Reason why WebVan failed:
  • Huge initial investments
  • Lack of experience in the grocery industry
  • Not knowing their target market

The first factor is huge initial investments that WebVan shelled out. WebVan began building huge distribution centers in market after market with out any proof that their way of doing online grocery was going towork. Furthermore, there was a costly investment decision that the company merged with their major rival, HomeGrocer.com. Customers who were familiar with HomeGrocer.com were mostly on the west coast, and were put off by the unfamiliarity of the new WebVan website and orders then dropped 10 - 30%. The result is very bad and make WebVan put a lot of money again in rebranding their campaign.
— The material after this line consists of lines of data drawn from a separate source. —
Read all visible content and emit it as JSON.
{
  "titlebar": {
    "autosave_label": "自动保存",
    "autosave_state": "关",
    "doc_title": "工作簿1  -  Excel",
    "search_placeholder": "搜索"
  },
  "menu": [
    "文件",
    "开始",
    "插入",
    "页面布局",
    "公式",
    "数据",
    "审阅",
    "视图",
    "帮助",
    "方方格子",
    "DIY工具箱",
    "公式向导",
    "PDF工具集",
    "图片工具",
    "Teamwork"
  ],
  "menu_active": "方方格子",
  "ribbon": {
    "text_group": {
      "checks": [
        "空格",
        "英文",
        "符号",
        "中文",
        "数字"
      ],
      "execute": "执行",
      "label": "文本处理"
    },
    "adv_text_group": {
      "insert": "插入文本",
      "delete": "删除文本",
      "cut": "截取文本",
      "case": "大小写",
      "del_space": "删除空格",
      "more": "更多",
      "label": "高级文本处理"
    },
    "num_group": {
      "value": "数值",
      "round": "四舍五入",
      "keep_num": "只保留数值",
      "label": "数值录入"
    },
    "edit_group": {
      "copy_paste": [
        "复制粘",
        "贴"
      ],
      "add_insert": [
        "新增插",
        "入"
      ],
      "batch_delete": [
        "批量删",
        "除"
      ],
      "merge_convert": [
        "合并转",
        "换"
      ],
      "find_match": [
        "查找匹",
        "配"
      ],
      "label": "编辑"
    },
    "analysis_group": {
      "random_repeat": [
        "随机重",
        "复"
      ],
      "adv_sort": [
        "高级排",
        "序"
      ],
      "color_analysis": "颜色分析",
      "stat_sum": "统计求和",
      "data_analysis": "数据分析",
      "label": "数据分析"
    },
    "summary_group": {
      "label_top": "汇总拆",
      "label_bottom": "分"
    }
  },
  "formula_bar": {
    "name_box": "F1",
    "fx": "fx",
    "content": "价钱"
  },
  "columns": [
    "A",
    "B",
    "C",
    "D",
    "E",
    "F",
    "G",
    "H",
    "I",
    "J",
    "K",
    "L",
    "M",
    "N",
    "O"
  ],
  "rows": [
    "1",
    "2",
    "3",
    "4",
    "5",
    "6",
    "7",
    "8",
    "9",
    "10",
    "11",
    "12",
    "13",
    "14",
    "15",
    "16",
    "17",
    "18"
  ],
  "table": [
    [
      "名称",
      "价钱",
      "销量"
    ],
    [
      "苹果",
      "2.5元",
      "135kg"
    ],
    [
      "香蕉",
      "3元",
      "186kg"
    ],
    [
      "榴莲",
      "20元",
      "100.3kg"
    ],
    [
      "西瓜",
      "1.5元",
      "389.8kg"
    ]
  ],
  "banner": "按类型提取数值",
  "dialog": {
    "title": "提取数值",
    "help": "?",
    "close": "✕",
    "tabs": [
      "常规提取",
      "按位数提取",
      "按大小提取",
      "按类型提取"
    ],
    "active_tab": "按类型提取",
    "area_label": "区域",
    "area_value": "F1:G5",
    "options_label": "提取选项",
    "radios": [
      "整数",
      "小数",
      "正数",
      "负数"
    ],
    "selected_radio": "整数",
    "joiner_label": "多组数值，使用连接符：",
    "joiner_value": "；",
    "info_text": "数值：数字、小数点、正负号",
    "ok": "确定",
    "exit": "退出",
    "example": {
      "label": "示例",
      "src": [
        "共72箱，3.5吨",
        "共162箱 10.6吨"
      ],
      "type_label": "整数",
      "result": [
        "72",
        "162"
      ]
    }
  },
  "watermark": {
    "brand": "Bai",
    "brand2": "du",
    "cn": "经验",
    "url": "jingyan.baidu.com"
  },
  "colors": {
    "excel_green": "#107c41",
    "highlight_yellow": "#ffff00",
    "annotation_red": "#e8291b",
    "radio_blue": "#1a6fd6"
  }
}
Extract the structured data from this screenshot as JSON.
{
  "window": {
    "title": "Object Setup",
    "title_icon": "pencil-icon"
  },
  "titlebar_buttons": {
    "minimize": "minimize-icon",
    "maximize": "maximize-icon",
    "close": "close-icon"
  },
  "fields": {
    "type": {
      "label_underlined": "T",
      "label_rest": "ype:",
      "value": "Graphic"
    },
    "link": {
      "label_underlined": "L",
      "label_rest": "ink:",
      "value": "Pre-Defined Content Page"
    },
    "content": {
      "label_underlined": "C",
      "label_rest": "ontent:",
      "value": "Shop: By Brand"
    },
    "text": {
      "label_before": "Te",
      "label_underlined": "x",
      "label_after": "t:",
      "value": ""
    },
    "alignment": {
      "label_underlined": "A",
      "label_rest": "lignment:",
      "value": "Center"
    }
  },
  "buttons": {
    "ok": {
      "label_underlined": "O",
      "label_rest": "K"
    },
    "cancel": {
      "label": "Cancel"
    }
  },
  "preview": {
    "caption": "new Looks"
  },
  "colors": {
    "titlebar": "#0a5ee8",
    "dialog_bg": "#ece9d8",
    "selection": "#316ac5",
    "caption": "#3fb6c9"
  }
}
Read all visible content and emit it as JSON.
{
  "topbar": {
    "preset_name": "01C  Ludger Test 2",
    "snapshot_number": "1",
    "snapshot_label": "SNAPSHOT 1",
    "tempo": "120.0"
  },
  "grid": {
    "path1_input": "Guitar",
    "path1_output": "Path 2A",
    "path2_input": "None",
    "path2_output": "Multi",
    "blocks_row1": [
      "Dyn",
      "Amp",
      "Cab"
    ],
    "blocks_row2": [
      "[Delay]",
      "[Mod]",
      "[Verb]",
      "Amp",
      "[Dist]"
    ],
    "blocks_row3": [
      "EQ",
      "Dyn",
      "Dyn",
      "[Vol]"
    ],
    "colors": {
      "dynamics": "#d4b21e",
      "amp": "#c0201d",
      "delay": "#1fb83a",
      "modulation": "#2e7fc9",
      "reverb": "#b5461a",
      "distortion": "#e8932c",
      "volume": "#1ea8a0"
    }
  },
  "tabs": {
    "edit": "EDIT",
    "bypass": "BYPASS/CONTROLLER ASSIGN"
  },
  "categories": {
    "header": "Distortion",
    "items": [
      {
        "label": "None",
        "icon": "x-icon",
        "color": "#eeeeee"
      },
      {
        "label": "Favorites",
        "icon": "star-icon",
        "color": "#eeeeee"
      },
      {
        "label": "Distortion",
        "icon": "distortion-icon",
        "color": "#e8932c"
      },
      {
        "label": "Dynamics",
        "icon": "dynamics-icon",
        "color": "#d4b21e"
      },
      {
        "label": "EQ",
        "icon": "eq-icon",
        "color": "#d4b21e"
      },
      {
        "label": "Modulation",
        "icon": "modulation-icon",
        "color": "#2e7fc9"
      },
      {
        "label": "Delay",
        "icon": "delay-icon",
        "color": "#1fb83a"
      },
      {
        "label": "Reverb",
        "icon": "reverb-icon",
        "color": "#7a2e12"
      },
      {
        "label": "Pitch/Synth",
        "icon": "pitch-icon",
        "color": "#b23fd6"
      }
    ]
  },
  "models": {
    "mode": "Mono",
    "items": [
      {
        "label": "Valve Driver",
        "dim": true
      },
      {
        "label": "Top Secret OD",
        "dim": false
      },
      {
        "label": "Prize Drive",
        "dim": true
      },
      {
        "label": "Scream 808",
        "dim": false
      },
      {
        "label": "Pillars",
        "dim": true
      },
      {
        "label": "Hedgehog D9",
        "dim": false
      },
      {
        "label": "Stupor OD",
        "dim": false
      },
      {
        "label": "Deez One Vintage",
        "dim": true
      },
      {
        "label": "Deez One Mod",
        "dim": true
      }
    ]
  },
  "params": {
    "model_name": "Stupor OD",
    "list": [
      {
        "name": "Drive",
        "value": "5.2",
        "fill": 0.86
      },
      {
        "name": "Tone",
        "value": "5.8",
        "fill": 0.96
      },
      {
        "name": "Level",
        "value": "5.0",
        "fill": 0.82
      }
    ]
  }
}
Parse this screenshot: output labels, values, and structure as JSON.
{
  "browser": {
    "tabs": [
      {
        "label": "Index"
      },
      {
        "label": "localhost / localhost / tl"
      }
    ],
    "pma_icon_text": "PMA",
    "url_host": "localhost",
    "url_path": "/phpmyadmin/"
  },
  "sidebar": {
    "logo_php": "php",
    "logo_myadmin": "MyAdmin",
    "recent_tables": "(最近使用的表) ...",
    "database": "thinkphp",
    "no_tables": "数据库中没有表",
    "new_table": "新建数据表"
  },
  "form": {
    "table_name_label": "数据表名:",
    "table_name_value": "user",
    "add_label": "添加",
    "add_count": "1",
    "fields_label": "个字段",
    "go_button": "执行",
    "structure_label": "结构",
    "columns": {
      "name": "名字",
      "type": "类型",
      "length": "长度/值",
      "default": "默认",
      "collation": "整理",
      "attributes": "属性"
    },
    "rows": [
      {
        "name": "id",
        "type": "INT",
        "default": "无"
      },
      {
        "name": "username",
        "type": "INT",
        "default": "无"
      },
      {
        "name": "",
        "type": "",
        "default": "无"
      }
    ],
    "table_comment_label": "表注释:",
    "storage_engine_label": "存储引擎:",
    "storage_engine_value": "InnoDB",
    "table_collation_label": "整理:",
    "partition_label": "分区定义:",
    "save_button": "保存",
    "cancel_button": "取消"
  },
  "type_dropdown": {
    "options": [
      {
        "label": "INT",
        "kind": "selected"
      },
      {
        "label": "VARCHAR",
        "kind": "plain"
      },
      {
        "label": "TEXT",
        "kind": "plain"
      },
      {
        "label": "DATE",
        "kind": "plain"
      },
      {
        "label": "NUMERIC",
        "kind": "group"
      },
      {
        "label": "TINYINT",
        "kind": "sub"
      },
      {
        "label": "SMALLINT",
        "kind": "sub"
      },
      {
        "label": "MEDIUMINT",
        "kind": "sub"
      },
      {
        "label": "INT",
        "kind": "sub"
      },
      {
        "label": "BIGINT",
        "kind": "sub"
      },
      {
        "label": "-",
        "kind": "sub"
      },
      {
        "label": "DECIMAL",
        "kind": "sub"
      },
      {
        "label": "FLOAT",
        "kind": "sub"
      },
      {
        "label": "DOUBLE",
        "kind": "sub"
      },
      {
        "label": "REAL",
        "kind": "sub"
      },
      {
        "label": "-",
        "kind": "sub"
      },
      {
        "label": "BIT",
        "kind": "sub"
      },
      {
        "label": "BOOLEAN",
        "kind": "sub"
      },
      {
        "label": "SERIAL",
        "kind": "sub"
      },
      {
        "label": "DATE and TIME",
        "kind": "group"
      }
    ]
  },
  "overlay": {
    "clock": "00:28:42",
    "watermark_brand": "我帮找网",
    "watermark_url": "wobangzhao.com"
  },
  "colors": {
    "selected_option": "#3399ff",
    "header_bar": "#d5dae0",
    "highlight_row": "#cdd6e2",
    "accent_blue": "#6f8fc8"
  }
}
Secondly, they were lack of experience in the grocery industry. The creators of the company did not have experience in the very competitive industry of grocery stores. This industry has much competition and very low profit margins. It is very difficult for a new company to enter the industry. In addition, they were unable to master inventory management, warehousing, and efficient distribution of goods. And they are too optimistic in their operation planning. With lack of inventory controls and the unrealistic cost structure, there was no way for WebVan to compete with the economies of scale of the major grocery stores such as Wal-Mart, Kroger, and Safeway, etc.

Lastly, they did not know their target market well enough. Because they were optimistic, they did not take into consideration that capturing a market for online grocery shopping would not be that easy. Most of the people were not used to the idea of their groceries being delivered at home and not used to shopping for their groceries online at that time. Webvan believed that a very large number of people would prefer to buy groceries online and have them delivered rather than buying them at a physical location. But they were wrong. People tend to prefer the process of going to a store and picking out their groceries, especially their produce, meat, and deli items. With no charging delievery fee, groceries were sold at a higher price because WebVan did not have the low cost structure. They thought that a website giving shoppers more choice would allow them to charge the same or a premium for shopping online.